In a previous blog post, I quickly introduced the Pacific Saury, or “Sanma” (“Autumn Sword Fish”). This time, I’ll give a few amateur tips on how to gut one of these tasty yet delicate fish. The advice below may help you with some finer points, but the accompanying video is also a good visual tool for your reference.
Warning: If you’re easily offended by the butchering of fish, please stop reading and do not play the video — I’m not trying to be cruel to fish, but just telling it how it is.
*I’m gutting this saury with the intention of making sashimi or sushi, so I have no need for the head. If you are frying your saury, you might want to leave the head attached since there is still flesh that’s worth picking at.

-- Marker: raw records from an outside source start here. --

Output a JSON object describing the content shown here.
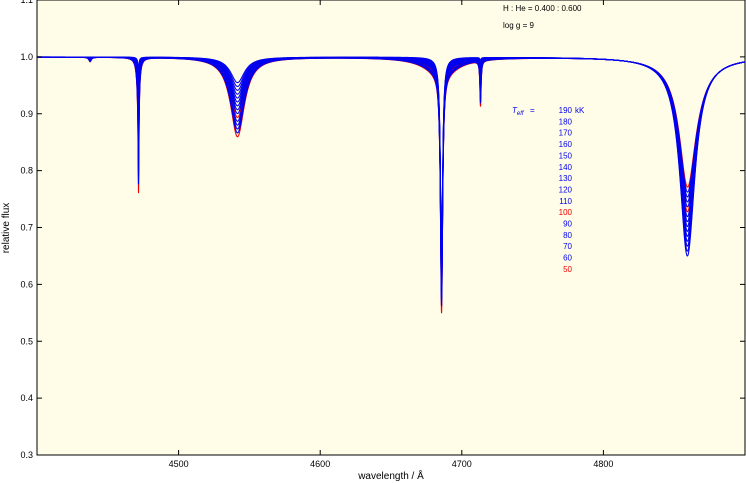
{
  "chart_data": {
    "type": "line",
    "title": "",
    "xlabel": "wavelength / Å",
    "ylabel": "relative flux",
    "xlim": [
      4400,
      4900
    ],
    "ylim": [
      0.3,
      1.1
    ],
    "grid": false,
    "background_color": "#fffde7",
    "x_ticks": [
      4500,
      4600,
      4700,
      4800
    ],
    "y_ticks": [
      0.3,
      0.4,
      0.5,
      0.6,
      0.7,
      0.8,
      0.9,
      1.0,
      1.1
    ],
    "x_tick_labels": [
      "4500",
      "4600",
      "4700",
      "4800"
    ],
    "y_tick_labels": [
      "0.3",
      "0.4",
      "0.5",
      "0.6",
      "0.7",
      "0.8",
      "0.9",
      "1.0",
      "1.1"
    ],
    "annotations": {
      "composition": "H : He = 0.400 : 0.600",
      "gravity": "log g  =  9"
    },
    "legend": {
      "placement": "right-center",
      "title": "T",
      "title_subscript": "eff",
      "title_equals": "=",
      "unit": "kK",
      "entries": [
        "190",
        "180",
        "170",
        "160",
        "150",
        "140",
        "130",
        "120",
        "110",
        "100",
        "90",
        "80",
        "70",
        "60",
        "50"
      ],
      "highlight_entries": [
        "100",
        "50"
      ]
    },
    "series_color_default": "#0000ee",
    "series_color_highlight": "#ee0000",
    "lines": [
      {
        "center": 4437.5,
        "depth_min": 0.0,
        "depth_max": 0.008,
        "width": 1.0
      },
      {
        "center": 4471.5,
        "depth_min": 0.004,
        "depth_max": 0.06,
        "width": 1.2
      },
      {
        "center": 4471.7,
        "depth_min": 0.02,
        "depth_max": 0.18,
        "width": 0.35
      },
      {
        "center": 4541.6,
        "depth_min": 0.045,
        "depth_max": 0.14,
        "width": 6.0
      },
      {
        "center": 4685.7,
        "depth_min": 0.4,
        "depth_max": 0.42,
        "width": 0.9
      },
      {
        "center": 4685.7,
        "depth_min": 0.0,
        "depth_max": 0.03,
        "width": 14.0
      },
      {
        "center": 4713.2,
        "depth_min": 0.005,
        "depth_max": 0.08,
        "width": 0.5
      },
      {
        "center": 4859.3,
        "depth_min": 0.35,
        "depth_max": 0.18,
        "width": 6.5
      },
      {
        "center": 4861.3,
        "depth_min": 0.0,
        "depth_max": 0.05,
        "width": 12.0
      }
    ],
    "emission_peak": {
      "center": 4685.7,
      "height_min": 0.12,
      "height_max": 0.0,
      "width": 0.25
    }
  }
}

Step 1: Prepare your tools
Basically all you’ll need is a knife — if your saury was bought at a fish market, they should have already taken off the scales, but they are still there, use a scale remover.
Make sure your knife is razor sharp and NOT serrated — serrated blades do a good job of ripping fish flesh, but what a waste of a fish… preserve the nutritional and aesthetic qualities of your fish by always using a straight edged knife.

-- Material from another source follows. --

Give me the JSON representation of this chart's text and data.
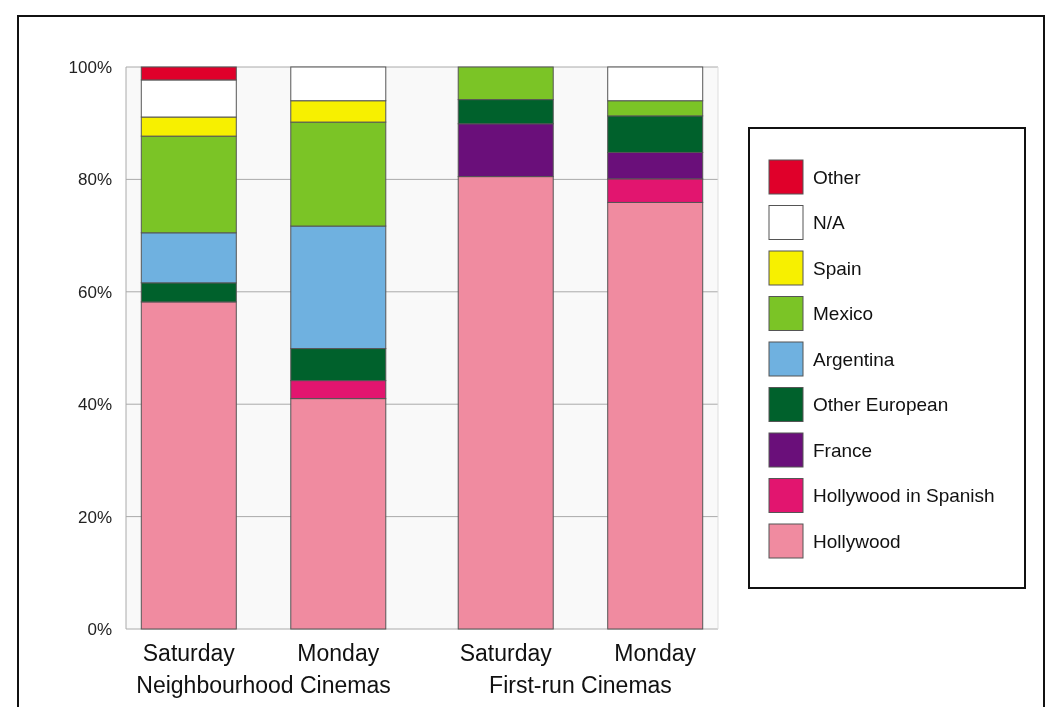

Step 2: Cut Off the Head — In the video below, I point to the area just behind the the pectoral fin. I messed up here, because I could avoided wasted by cutting directly behind the gills, which are a bit forward of the pectoral fins. As the saying goes, Sry, Im still noob. Anyway, the head comes off.
Step 3: Remove the guts — Also in the video, I point at where the saury’s internal organs are. Basically, the saury is just a little eating machine with a fast digestive sytem, so that means little mess with a large stomach. It’s also easy to identify where the guts begin and end, hence my indication with my along along the saury’s belly. What I do is I make an entry cut into the saury’s – I know it’s gross – anus, and while gently and patiently negotiating my blade towards the head of the fish. Of course, I take advantage of the sharpness of my blade rather than forcefully push and cut.
Now that the guts have been revealed, I take them out with my fingers or the tip of my knife, being careful not to make a mess of things. Afterwards, I take my saury over to the sink for a light rinsing.
Not so tough, is it? Enjoy the video!
Author’s note: Use of language with reference to butchering of the fish above is in no way meant to disrespect metropolitan sushi readers sensitive to such content. If you have taken offense, please refer to the warning at the beginning of this blog post.